DTEK General Director Maksim Timchenko said his company was pleased with the addition of Levesely, “one of the leading Western experts in the energy sector,” to its management team.

Timchenko said the hiring of Levesley “demonstrates the seriousness” of his company to become a leader on the energy market, adding that “a manager of such caliber will serve as a locomotive, ensuring the company’s success on the European energy market.”

Levesley spearheaded AES’s $90-million acquisition of two Ukrainian power distributors – Kyivoblenergo and Rivneoblenergo – in a 2001 privatization tender.

He has since managed AES’s modernization of these power distributors and hopes to spread the benefits of his expertise to DTEK, whose Soviet-built coal and power companies are badly in need of restructuring and modernization.

“They do seem to be serious about cleaning up and modernizing and they have realistic expansion possibilities.
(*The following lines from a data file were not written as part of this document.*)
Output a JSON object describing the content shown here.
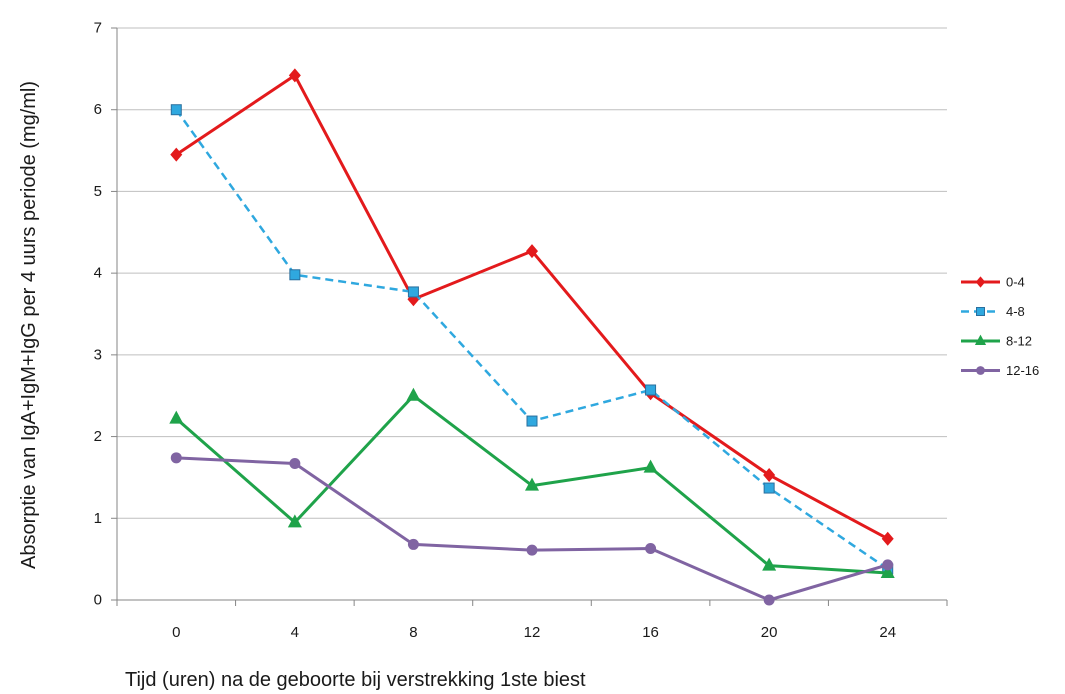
{
  "chart_data": {
    "type": "line",
    "categories": [
      "0",
      "4",
      "8",
      "12",
      "16",
      "20",
      "24"
    ],
    "series": [
      {
        "name": "0-4",
        "values": [
          5.45,
          6.42,
          3.68,
          4.27,
          2.53,
          1.53,
          0.75
        ],
        "color": "#e31a1c",
        "line_style": "solid",
        "marker": "diamond"
      },
      {
        "name": "4-8",
        "values": [
          6.0,
          3.98,
          3.77,
          2.19,
          2.57,
          1.37,
          0.38
        ],
        "color": "#2fa8df",
        "line_style": "dashed",
        "marker": "square"
      },
      {
        "name": "8-12",
        "values": [
          2.22,
          0.95,
          2.5,
          1.4,
          1.62,
          0.42,
          0.33
        ],
        "color": "#1fa34a",
        "line_style": "solid",
        "marker": "triangle"
      },
      {
        "name": "12-16",
        "values": [
          1.74,
          1.67,
          0.68,
          0.61,
          0.63,
          0.0,
          0.43
        ],
        "color": "#8064a2",
        "line_style": "solid",
        "marker": "circle"
      }
    ],
    "xlabel": "Tijd (uren) na de geboorte bij verstrekking 1ste biest",
    "ylabel": "Absorptie van IgA+IgM+IgG per 4 uurs periode (mg/ml)",
    "ylim": [
      0,
      7
    ],
    "yticks": [
      0,
      1,
      2,
      3,
      4,
      5,
      6,
      7
    ],
    "grid": "horizontal",
    "legend": "right"
  }
}
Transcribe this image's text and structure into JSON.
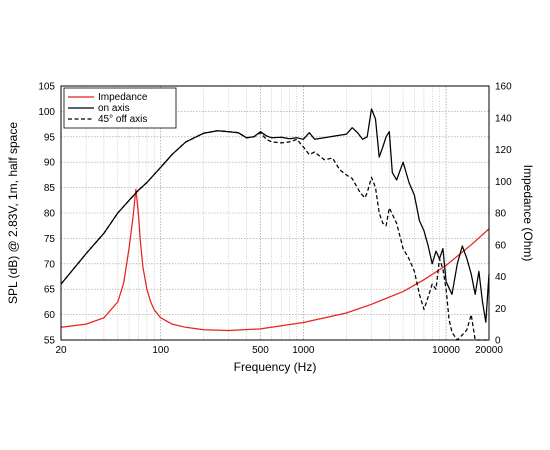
{
  "chart_data": {
    "type": "line",
    "x_scale": "log",
    "xlabel": "Frequency (Hz)",
    "ylabel_left": "SPL (dB) @ 2.83V, 1m, half space",
    "ylabel_right": "Impedance (Ohm)",
    "xlim": [
      20,
      20000
    ],
    "ylim_left": [
      55,
      105
    ],
    "ylim_right": [
      0,
      160
    ],
    "grid": true,
    "legend_position": "top-left",
    "x_ticks": [
      {
        "value": 20,
        "label": "20"
      },
      {
        "value": 100,
        "label": "100"
      },
      {
        "value": 500,
        "label": "500"
      },
      {
        "value": 1000,
        "label": "1000"
      },
      {
        "value": 10000,
        "label": "10000"
      },
      {
        "value": 20000,
        "label": "20000"
      }
    ],
    "y_ticks_left": [
      "55",
      "60",
      "65",
      "70",
      "75",
      "80",
      "85",
      "90",
      "95",
      "100",
      "105"
    ],
    "y_ticks_right": [
      "0",
      "20",
      "40",
      "60",
      "80",
      "100",
      "120",
      "140",
      "160"
    ],
    "series": [
      {
        "name": "Impedance",
        "axis": "right",
        "color": "#e8231f",
        "dash": "solid",
        "x": [
          20,
          30,
          40,
          50,
          55,
          60,
          64,
          67,
          70,
          72,
          75,
          80,
          85,
          90,
          100,
          120,
          150,
          200,
          300,
          500,
          1000,
          2000,
          3000,
          5000,
          7000,
          10000,
          15000,
          20000
        ],
        "y": [
          8,
          10,
          14,
          24,
          36,
          58,
          78,
          95,
          78,
          62,
          46,
          32,
          24,
          19,
          14,
          10,
          8,
          6.5,
          6,
          7,
          11,
          17,
          22.5,
          30.5,
          38,
          47,
          60,
          70
        ]
      },
      {
        "name": "on axis",
        "axis": "left",
        "color": "#000000",
        "dash": "solid",
        "x": [
          20,
          30,
          40,
          50,
          60,
          70,
          80,
          100,
          120,
          150,
          200,
          250,
          300,
          350,
          400,
          450,
          500,
          550,
          600,
          700,
          800,
          900,
          1000,
          1100,
          1200,
          1400,
          1700,
          2000,
          2200,
          2400,
          2600,
          2800,
          3000,
          3200,
          3400,
          3600,
          3800,
          4000,
          4200,
          4500,
          5000,
          5500,
          6000,
          6500,
          7000,
          7500,
          8000,
          8500,
          9000,
          9500,
          10000,
          11000,
          12000,
          13000,
          14000,
          15000,
          16000,
          17000,
          18000,
          19000,
          20000
        ],
        "y": [
          66,
          72,
          76,
          80,
          82.5,
          84.5,
          86,
          89,
          91.5,
          94,
          95.7,
          96.2,
          96,
          95.8,
          94.8,
          95,
          96,
          95.2,
          94.8,
          94.9,
          94.6,
          94.8,
          94.5,
          95.8,
          94.5,
          94.8,
          95.2,
          95.5,
          96.8,
          95.8,
          94.5,
          95,
          100.5,
          98.5,
          91,
          93,
          95,
          96,
          88,
          86.5,
          90,
          86,
          83.5,
          78.5,
          76.5,
          73.5,
          70,
          72.5,
          71,
          73,
          66.5,
          64,
          70,
          73.5,
          71,
          68,
          64,
          68.5,
          62.5,
          58.5,
          68
        ]
      },
      {
        "name": "45° off axis",
        "axis": "left",
        "color": "#000000",
        "dash": "dashed",
        "x": [
          20,
          30,
          40,
          50,
          60,
          70,
          80,
          100,
          120,
          150,
          200,
          250,
          300,
          350,
          400,
          450,
          500,
          550,
          600,
          700,
          800,
          900,
          1000,
          1100,
          1200,
          1400,
          1600,
          1800,
          2000,
          2200,
          2500,
          2700,
          2800,
          3000,
          3200,
          3400,
          3600,
          3800,
          4000,
          4500,
          5000,
          5500,
          6000,
          6500,
          7000,
          7500,
          8000,
          8500,
          9000,
          9500,
          10000,
          10500,
          11000,
          12000,
          13000,
          14000,
          15000,
          16000,
          17000,
          18000,
          19000,
          20000
        ],
        "y": [
          66,
          72,
          76,
          80,
          82.5,
          84.5,
          86,
          89,
          91.5,
          94,
          95.7,
          96.2,
          96,
          95.8,
          94.8,
          95,
          95.8,
          94.5,
          94,
          93.8,
          94,
          94.5,
          93,
          91.5,
          92,
          90.5,
          90.8,
          88.5,
          87.5,
          86.8,
          84,
          83,
          84,
          87,
          85,
          80,
          78,
          77.5,
          81,
          78,
          73,
          71,
          68.5,
          64,
          61,
          63.5,
          66,
          65,
          71,
          69,
          65,
          59,
          56.5,
          55,
          56,
          57,
          60,
          55,
          55,
          55,
          55,
          55
        ]
      }
    ]
  }
}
This is an exciting possibility for somebody like myself. My job will be to modernize and improve all their operations and advise them on bringing about a growth strategy. I bring solid experience to their team,” he said.

“The goal of the company for the next three years is to transform itself into a topnotch energy company. I would expect me joining the company to be a positive signal that DTEK has ambitions to become a more serious player in the Ukrainian and regional energy market.”

Rumors have spread in recent months within investment circles that Akhmetov was planning to take his companies public, offering stock on a Western trading platform.

Asked if his arrival could help DTEK better prepare for an Initial Public Offering on a Western market, Levesley said: “It is wrong to say I've been brought in as a face for a potential foreign listing. At the moment, there are no firm plans for an IPO or listing.”

“After three years [or so], the shareholders will decide what to do with regards to listing abroad or selling a stake, or to continue being private,” he added.

Yuriy Kubrushko, general director of IMEPOWER Consulting, a Kyiv-based energy sector consultancy, said the appointment of Levesley shows the commitment of DTEK to position the company as a serious energy market player that pays attention to transparency and the efficiency of its operations.

“I believe that potentially DTEK will be in a good position to enter international capital markets through an IPO or other financial instruments. However, it will definitely take some time to properly structure and optimize the operations of the new company,” Kubrushko added.